Magnapole donc. La grande cité. Horreur urbaine aux réminiscences moyenâgeuses. Trois ordres pour trois zones. Tout en bas, une masse prolétarisée obligée de s’employer à n’importe quel prix au risque d’être virée dans un enfer encore pire, au milieu, le cocon d’une zone 2 à l’abri du besoin et des caprices meurtriers d’une météo chaotique et tout en haut une poignée de transhumanistes affinant l’architecture panoptique d’une ville farcie de capteurs et de checkpoints. C’est dans ce décor très peu engageant que Laurent Gaudé plante son intrigue : tout commence avec un cadavre éventré trouvé dans la Steppe, terrain vague « qui s’étend avec tristesse sous l’ancienne voie rapide » de la zone 3. Zem Sparak est chargé de l’enquête mais comme le macchabée est issu de la zone 2, le flic de base est « verrouillé » avec l’inspectrice Salia Malberg.
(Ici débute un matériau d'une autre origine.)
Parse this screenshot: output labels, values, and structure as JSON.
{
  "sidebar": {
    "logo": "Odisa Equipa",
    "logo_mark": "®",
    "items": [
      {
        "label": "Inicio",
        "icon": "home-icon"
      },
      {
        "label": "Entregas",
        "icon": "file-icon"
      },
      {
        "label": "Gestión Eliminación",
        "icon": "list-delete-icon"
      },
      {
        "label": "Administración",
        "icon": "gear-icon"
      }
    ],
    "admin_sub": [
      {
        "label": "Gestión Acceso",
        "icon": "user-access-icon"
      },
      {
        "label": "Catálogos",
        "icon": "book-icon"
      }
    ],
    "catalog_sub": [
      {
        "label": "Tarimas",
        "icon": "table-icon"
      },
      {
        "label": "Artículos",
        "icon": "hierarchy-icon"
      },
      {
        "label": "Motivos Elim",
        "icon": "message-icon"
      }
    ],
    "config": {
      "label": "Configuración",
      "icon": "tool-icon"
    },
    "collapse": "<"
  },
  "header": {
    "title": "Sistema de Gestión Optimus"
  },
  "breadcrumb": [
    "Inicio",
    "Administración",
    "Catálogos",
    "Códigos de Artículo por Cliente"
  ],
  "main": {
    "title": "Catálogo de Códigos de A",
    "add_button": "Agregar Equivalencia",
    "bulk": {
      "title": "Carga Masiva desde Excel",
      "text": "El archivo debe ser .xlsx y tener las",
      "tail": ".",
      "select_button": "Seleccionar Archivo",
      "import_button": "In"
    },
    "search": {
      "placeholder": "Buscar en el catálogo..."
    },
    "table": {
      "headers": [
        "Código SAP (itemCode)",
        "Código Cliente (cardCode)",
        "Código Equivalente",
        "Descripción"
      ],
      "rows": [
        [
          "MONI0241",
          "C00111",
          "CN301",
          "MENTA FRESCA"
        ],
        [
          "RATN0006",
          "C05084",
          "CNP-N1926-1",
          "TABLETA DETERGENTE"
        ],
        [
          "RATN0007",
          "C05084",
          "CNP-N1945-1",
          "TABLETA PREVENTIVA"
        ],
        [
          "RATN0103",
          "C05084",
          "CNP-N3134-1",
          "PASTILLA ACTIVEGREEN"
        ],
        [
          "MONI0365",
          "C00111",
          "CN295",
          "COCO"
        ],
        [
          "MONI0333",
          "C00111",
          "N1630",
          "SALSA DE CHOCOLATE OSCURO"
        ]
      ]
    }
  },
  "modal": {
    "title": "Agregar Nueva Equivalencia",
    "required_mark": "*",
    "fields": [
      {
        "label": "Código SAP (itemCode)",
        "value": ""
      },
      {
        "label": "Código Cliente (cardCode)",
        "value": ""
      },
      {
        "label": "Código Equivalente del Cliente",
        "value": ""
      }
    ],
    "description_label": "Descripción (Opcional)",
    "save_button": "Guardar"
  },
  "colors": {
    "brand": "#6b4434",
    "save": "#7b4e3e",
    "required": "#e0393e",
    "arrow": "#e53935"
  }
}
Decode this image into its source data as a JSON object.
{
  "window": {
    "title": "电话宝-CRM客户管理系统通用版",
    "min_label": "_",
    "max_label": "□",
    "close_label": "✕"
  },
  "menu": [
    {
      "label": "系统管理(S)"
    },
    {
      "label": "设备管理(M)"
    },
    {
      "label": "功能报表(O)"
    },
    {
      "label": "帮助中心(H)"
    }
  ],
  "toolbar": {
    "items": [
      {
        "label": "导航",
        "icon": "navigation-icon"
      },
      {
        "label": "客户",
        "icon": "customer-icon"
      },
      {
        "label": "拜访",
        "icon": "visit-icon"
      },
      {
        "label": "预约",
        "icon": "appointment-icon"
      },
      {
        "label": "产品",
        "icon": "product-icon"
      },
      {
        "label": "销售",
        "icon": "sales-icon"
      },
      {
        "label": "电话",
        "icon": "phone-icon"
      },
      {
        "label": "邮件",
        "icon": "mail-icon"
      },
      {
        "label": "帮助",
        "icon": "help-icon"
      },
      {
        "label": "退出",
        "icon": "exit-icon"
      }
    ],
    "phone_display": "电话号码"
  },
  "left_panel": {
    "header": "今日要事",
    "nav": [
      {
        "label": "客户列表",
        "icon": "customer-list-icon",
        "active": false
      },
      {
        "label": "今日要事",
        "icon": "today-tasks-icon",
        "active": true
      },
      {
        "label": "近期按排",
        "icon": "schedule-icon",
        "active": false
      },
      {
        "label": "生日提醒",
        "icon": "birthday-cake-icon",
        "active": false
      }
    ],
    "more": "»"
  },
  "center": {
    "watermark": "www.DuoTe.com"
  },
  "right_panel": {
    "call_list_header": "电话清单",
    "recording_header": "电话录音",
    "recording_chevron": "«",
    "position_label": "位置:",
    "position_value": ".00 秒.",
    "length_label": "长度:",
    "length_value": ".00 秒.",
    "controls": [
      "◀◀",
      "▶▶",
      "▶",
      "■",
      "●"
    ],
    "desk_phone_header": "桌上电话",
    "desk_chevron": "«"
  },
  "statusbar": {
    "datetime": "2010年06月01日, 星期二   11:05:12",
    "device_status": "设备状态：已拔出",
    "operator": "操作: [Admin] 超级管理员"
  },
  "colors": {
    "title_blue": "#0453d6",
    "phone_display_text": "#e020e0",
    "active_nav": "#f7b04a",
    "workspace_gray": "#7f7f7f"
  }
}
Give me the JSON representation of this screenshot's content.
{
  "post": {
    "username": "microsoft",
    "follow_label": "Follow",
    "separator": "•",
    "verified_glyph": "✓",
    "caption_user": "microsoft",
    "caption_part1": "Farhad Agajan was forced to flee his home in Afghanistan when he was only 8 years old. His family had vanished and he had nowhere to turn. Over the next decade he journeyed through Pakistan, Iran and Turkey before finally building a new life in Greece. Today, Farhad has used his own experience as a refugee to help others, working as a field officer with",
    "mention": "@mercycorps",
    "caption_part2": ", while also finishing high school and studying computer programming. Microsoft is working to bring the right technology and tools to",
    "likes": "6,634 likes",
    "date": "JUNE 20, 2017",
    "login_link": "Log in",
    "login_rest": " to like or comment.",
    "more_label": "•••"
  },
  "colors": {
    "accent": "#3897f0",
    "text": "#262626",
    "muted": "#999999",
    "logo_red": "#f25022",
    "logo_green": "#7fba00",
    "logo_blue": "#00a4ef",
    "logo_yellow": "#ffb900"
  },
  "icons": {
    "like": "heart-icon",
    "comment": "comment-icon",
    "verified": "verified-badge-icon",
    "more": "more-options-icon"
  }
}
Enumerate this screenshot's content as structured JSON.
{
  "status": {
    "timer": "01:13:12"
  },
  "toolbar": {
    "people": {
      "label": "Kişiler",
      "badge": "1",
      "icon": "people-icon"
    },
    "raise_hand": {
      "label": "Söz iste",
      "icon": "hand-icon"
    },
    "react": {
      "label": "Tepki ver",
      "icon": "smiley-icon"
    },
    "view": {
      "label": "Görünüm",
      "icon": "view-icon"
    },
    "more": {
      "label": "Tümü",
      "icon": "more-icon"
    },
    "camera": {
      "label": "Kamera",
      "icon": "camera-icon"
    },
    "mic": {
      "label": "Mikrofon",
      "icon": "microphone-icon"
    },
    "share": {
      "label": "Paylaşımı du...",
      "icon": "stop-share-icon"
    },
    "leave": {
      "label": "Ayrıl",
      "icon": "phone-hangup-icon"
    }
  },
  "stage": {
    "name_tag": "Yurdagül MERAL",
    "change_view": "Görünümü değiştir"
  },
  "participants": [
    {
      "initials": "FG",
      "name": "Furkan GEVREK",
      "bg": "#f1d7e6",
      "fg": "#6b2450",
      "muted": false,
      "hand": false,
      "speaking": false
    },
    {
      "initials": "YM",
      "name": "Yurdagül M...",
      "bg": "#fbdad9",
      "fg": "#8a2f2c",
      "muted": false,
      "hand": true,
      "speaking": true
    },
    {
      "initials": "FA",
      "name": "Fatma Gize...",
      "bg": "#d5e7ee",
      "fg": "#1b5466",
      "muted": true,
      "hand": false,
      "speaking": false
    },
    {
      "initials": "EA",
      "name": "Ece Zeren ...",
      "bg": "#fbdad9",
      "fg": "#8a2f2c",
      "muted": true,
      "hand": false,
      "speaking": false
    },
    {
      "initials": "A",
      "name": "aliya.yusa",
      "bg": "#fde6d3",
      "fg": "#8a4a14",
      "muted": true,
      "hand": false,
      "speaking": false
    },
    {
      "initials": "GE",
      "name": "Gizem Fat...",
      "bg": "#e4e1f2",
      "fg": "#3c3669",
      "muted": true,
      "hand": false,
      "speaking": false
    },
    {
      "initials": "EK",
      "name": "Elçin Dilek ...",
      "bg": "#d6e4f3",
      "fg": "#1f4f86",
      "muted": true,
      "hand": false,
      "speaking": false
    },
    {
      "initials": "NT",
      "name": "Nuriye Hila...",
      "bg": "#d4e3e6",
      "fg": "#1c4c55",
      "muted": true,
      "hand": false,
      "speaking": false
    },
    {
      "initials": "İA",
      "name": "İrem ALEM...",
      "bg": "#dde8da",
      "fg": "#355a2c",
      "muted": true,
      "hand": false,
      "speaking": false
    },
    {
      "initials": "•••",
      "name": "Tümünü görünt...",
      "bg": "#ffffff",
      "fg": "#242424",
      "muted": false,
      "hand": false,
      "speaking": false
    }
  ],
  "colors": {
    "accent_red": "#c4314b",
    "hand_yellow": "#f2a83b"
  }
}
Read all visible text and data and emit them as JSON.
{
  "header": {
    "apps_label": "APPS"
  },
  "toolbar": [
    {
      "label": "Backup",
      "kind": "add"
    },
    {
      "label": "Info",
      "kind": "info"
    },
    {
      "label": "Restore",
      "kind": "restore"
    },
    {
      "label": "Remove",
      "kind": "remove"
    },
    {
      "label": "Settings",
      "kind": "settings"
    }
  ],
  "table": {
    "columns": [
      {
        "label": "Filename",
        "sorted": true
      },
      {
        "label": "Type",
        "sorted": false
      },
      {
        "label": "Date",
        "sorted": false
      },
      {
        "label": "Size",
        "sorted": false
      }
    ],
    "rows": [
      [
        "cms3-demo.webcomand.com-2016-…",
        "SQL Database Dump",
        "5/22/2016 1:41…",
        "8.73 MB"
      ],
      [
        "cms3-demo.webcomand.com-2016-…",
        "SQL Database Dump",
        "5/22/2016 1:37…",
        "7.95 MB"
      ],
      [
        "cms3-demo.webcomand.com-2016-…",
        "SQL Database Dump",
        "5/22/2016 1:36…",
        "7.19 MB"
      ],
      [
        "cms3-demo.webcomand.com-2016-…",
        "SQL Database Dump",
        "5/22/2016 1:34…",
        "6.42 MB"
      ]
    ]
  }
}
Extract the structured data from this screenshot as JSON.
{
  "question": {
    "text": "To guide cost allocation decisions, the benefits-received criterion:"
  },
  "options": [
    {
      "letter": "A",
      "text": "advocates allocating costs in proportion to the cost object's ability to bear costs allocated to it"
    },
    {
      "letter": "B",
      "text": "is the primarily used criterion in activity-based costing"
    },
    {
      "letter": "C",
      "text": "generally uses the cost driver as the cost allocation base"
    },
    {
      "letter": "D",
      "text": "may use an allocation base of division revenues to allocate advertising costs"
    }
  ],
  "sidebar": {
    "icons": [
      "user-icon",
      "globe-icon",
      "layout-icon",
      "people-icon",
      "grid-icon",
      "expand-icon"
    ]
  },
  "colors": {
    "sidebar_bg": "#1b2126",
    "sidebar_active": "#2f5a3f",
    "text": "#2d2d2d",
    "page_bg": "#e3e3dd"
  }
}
Le duo de choc est mis en place. Les deux policiers vont devoir apprendre à s’apprivoiser. Lisser peu à peu leurs rugosités et préjugés respectifs. Pour Salia, Zem n’est qu’un chien qui doit rester à sa botte. Quant à Zem, s’il a appris à intégrer les règles déshumanisantes d’une hiérarchie monolithique, il n’en a pas pour autant limé ses crocs. L’enquête va mener le tandem policier vers les cimes de la pyramide sociale où tout n’est que duplicité tactique et rouerie de fins salauds. Salia devra jouer des coudes dans un environnement tout en caricature macho. Zem devra jongler avec les boulets de fantômes peuplant un passé traumatique. On n’en dira pas plus. Si ce n’est que Chien 51 se lit comme un polar. Mais pas que. La nostalgie et la quête de douceur sont parmi les carburants de cet éprouvant roman. Nos héros auront droit à quelques moments de beauté suspendu. Du genre : « Salia est là qui le regarde. Alors il lui semble que c’est possible. Qu’il va pouvoir se débarrasser de sa fatigue, de tous ces mondes du passé qui pèsent sur son esprit et le rendent si étranger à tout ce qui l’entoure. Doucement, avec délicatesse, il pose son front sur le sien. » Si la parenthèse ne dure pas, elle offre au lecteur un appréciable répit dans cette fiction aussi tendue que la laisse d’un clébard enragé.